I believe I was 16 years old (could have been 15, I can't exactly recall), and my best friend and I were riding my neighbors deceased husband's racehorses in their pasture.
The neighbor's husband had died a few years prior from a heart attack - only in his 50's. It was one of those beautiful spring days where it was both warm and chilly...one moment goosebumps; the next the warmth of the sun taking them away. I remember being so relaxed (like I could fall asleep in the saddle), and even though the horse I was riding was just a bit excited nothing felt out of hand as my horse followed my friends horse.
To this day I don't know what caused me to come off the horse and end up on the ground. DID I FALL ASLEEP and fall off (not likely)? Or did the horse jump or buck me off? I will never know as my friend was ahead of me and did not see how or why I ended up on the ground. Years later I learned, often when you have brain trauma/concussion you often don't remember what happened before the accident occurred. Anyhow, I don't believe I was unconscious for more than a minute or so...but the near-death experience of time was a bit more time. I remember seeing the bright light in the background and the foreground like a desert with tumble weeds. The light got brighter, closer, and wider as a form of a person was coming towards me (but kinda like looking at an overexposed picture where you can make out forms but not details).
Although, looking back on the experience, I never really saw the face and the voice was not a spoken voice, it was telepathic, but I knew who it was Mr. M who had passed a few years prior! He said to me, "I FELT COMPELLED I had to make a CHOICE and get off the fence 'to believe or not to believe in God and an afterlife.' It's not your time yet, go back."
The next thing I know I'm sitting up (consciously now but loopy) holding my ears shut with my fingers repeating "My brains are coming out of my ears, my brains are coming out of my ears." Of course, my girlfriend is now off of her horse and looking at me and laughing. I'm sure it looked funny and sounded funny but I did think my brains were coming out of my ears.
Normally, old school theory is when you get knocked off of the horse you get back on but I wasn't feeling well and I convinced her that we needed to put the horses up and I needed to go home. We walked a half a mile or so home. I didn't tell my friend or my mom the experience I had while unconscious. All I wanted to do was go to bed and sleep and I did (along with throwing up). Now looking back, I probably should have gone to the hospital but in my family you pretty much had to have an arm almost hanging off before you went to the hospital. Anyhow, years went by and I would think from time to time about that experience and I had told Mr M's widow of the experience I had. She believed in an afterlife and was a devout Christian... I could see it brought tears to her eyes in some sort of comfort. The experience to me was stronger than a dream and always puzzled me.

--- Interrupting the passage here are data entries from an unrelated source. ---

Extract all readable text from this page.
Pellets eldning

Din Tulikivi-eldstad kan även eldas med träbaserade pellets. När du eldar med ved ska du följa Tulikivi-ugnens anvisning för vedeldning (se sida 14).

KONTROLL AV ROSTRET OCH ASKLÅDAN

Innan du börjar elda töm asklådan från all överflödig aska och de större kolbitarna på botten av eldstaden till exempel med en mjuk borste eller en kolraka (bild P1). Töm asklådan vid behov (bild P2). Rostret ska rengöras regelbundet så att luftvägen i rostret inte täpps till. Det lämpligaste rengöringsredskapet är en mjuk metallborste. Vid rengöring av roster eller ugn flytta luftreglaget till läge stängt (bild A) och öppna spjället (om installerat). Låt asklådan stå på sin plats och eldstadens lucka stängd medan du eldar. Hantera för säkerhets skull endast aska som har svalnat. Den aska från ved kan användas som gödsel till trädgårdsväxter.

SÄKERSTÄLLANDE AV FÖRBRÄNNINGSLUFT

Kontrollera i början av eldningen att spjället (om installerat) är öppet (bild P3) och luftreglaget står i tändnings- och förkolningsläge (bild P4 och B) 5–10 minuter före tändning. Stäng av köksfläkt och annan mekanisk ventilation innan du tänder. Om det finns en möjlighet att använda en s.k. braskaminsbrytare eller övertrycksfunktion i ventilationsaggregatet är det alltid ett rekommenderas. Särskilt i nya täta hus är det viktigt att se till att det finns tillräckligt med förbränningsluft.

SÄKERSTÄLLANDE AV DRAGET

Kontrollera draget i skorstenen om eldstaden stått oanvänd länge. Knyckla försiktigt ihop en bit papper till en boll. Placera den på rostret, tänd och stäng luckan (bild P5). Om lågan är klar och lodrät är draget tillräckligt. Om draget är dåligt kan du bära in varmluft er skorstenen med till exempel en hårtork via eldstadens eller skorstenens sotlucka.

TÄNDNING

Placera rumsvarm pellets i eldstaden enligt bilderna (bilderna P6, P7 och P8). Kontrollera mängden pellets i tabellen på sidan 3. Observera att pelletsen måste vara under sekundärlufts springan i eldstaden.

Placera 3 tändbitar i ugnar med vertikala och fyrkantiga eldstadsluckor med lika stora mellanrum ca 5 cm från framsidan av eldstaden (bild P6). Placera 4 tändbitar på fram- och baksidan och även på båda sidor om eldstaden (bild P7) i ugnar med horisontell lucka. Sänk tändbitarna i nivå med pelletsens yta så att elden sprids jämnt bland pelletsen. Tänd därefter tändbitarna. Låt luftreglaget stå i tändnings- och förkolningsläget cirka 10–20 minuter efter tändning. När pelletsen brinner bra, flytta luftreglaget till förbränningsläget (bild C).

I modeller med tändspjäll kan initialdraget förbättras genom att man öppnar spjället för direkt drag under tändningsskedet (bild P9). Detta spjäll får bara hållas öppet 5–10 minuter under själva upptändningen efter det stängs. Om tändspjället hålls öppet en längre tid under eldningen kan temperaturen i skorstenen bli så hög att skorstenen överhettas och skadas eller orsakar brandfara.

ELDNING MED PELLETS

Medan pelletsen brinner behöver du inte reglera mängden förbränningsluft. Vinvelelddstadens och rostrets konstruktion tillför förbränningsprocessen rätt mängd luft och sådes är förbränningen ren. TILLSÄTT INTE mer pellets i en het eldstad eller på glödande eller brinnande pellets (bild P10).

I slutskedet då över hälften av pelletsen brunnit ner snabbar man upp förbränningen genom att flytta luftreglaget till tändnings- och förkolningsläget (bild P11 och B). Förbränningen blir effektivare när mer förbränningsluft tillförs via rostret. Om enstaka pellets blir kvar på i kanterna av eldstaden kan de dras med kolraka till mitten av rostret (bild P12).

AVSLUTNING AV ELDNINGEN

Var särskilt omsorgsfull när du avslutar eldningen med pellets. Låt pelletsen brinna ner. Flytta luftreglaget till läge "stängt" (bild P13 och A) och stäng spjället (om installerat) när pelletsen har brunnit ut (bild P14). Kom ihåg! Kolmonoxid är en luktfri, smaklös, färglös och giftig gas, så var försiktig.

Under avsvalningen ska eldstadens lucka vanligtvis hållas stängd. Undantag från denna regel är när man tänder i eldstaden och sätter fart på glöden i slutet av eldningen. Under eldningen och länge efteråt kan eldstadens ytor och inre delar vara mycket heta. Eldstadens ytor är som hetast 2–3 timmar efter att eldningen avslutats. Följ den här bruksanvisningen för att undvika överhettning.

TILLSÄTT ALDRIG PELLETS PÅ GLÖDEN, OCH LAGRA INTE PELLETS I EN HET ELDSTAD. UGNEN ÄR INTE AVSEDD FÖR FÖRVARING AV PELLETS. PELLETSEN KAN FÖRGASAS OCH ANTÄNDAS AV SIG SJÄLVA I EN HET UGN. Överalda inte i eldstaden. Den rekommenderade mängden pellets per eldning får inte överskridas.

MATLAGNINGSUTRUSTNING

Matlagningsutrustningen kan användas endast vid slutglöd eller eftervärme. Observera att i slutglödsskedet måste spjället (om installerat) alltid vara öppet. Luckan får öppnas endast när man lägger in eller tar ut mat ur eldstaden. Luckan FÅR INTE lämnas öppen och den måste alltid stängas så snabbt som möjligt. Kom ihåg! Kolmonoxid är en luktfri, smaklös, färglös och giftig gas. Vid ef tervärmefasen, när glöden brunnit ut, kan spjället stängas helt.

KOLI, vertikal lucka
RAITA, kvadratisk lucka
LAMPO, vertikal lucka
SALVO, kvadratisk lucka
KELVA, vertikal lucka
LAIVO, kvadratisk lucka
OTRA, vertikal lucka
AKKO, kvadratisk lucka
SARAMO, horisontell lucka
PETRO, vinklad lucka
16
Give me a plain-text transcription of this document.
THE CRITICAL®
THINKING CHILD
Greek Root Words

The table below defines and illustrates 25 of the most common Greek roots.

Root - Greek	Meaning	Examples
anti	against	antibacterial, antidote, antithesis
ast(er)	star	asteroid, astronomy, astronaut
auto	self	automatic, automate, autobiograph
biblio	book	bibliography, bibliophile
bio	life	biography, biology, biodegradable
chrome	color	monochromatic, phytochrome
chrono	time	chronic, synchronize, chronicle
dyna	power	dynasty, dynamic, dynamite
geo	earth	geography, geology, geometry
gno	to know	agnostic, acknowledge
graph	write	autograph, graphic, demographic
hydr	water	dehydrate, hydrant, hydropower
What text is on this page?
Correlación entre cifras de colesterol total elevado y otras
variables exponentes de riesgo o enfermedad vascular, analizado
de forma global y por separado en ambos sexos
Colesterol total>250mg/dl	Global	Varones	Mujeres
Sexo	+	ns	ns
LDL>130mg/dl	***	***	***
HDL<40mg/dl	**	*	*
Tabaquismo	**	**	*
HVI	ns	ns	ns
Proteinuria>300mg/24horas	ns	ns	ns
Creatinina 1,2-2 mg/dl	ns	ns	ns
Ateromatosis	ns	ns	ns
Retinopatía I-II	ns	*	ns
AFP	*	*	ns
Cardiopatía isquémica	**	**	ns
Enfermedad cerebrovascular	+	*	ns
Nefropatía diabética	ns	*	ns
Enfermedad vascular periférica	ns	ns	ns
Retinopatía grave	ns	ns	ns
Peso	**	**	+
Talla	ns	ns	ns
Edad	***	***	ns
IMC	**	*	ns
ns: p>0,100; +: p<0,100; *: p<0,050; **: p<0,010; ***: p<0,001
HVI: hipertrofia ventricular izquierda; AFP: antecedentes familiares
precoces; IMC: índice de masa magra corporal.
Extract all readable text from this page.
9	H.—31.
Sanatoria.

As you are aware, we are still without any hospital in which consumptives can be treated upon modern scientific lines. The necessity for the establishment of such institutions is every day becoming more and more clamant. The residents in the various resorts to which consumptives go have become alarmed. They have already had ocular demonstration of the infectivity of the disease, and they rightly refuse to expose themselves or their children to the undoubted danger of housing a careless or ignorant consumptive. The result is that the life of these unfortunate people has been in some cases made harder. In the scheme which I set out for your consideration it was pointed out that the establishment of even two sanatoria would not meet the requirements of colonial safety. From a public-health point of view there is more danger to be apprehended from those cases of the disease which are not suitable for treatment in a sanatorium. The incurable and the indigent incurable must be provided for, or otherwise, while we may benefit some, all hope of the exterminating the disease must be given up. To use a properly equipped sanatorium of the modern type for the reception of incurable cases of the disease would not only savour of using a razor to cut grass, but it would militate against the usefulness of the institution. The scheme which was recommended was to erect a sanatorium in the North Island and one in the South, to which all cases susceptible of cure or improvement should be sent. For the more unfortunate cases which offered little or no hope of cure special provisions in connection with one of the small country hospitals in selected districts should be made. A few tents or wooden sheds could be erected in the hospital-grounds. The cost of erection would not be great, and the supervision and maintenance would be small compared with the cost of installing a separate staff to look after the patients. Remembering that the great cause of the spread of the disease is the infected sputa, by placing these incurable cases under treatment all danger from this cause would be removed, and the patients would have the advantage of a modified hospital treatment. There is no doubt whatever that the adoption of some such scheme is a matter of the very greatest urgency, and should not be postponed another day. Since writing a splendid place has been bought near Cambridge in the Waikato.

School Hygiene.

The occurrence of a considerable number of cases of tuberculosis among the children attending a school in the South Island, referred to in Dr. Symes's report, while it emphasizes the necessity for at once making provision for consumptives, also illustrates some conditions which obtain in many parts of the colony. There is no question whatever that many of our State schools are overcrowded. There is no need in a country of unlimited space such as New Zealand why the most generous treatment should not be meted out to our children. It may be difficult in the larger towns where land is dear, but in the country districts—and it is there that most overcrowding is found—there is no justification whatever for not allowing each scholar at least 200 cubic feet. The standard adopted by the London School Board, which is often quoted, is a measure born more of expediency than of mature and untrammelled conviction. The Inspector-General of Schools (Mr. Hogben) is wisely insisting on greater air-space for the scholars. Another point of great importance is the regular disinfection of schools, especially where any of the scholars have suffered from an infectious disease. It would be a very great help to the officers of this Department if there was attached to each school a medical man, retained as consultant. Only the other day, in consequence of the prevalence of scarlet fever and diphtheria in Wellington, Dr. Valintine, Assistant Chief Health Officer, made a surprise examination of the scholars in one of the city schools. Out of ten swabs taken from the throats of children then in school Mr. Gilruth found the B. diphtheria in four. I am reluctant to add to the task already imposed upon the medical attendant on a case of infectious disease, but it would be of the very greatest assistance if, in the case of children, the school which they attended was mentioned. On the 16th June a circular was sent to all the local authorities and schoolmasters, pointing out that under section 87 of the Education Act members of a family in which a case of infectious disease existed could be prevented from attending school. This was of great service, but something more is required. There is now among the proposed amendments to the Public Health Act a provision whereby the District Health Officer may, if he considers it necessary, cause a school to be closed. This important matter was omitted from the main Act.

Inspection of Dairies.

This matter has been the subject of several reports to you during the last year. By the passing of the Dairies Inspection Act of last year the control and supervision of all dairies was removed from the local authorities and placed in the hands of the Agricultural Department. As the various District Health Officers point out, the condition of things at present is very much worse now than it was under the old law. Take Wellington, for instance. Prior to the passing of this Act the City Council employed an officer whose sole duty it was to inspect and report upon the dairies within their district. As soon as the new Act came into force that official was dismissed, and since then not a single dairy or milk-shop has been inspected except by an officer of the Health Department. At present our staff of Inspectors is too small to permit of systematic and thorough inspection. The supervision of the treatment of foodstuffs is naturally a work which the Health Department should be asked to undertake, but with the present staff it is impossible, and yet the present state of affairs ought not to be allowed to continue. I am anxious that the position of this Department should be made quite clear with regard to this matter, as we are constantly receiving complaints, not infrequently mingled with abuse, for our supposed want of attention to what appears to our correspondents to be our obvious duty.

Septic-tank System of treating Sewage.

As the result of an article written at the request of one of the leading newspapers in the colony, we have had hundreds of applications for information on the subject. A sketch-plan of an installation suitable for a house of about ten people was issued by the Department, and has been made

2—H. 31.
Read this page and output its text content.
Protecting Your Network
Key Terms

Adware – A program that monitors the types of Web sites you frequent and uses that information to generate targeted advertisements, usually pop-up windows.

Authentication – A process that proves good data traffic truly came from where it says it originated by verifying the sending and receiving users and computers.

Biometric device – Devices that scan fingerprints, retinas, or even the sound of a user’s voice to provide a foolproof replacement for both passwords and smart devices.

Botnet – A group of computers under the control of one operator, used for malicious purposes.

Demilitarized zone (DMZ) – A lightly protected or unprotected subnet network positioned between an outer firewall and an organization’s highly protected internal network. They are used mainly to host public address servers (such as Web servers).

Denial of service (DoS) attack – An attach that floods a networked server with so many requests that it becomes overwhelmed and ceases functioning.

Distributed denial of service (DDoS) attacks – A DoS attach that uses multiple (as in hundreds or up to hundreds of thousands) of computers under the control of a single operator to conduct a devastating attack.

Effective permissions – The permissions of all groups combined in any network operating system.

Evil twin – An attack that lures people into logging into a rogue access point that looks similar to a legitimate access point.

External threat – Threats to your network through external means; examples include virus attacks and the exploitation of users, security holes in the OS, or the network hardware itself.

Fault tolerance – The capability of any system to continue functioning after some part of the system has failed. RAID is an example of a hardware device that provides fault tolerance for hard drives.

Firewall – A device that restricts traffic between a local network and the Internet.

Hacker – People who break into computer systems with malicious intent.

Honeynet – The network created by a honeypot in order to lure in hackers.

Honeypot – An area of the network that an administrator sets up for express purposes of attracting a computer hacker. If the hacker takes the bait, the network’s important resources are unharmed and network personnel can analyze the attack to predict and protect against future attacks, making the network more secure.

However, it wasn't until around the year 2007/2008 and I was now in my forties (I had been agnostic, borderline atheist...but I could never reconcile or deny the experience and the possibility it left me puzzled with) and a T.V. show called Beyond and Back about people who've had near-death experiences. Although many of the experiences were different, there were some similarities in some of the stories (bright light, deceased person telling you to go back...telepathically!). I now felt I had a name for what I experienced!
From 2007 to 2014 I would have these time periods of NAGGING to understand what I experienced and a spiritual realm(I would read and research from time to time online). In 2012, I was separated from my husband of 17 years. I proceeded to try numb my pain by going from one man to the next with devastating physical and emotional repercussions. Living my life the way I had been the last 35 years WAS NOT WORKING! In 2014, I started going to church. I believe this experience happened to me in order for me to keep a tad of faith open. I always felt that way.. And that's my NDE story!
It was with mixed emotions and puzzling for many years but I believe there was a purpose(s) as to why I had that experience. One so I would believe in something of a more spiritual nature. I have a feeling more also, but not sure yet what that purpose is.
I really wish I could find people to talk to that have experienced the same thing.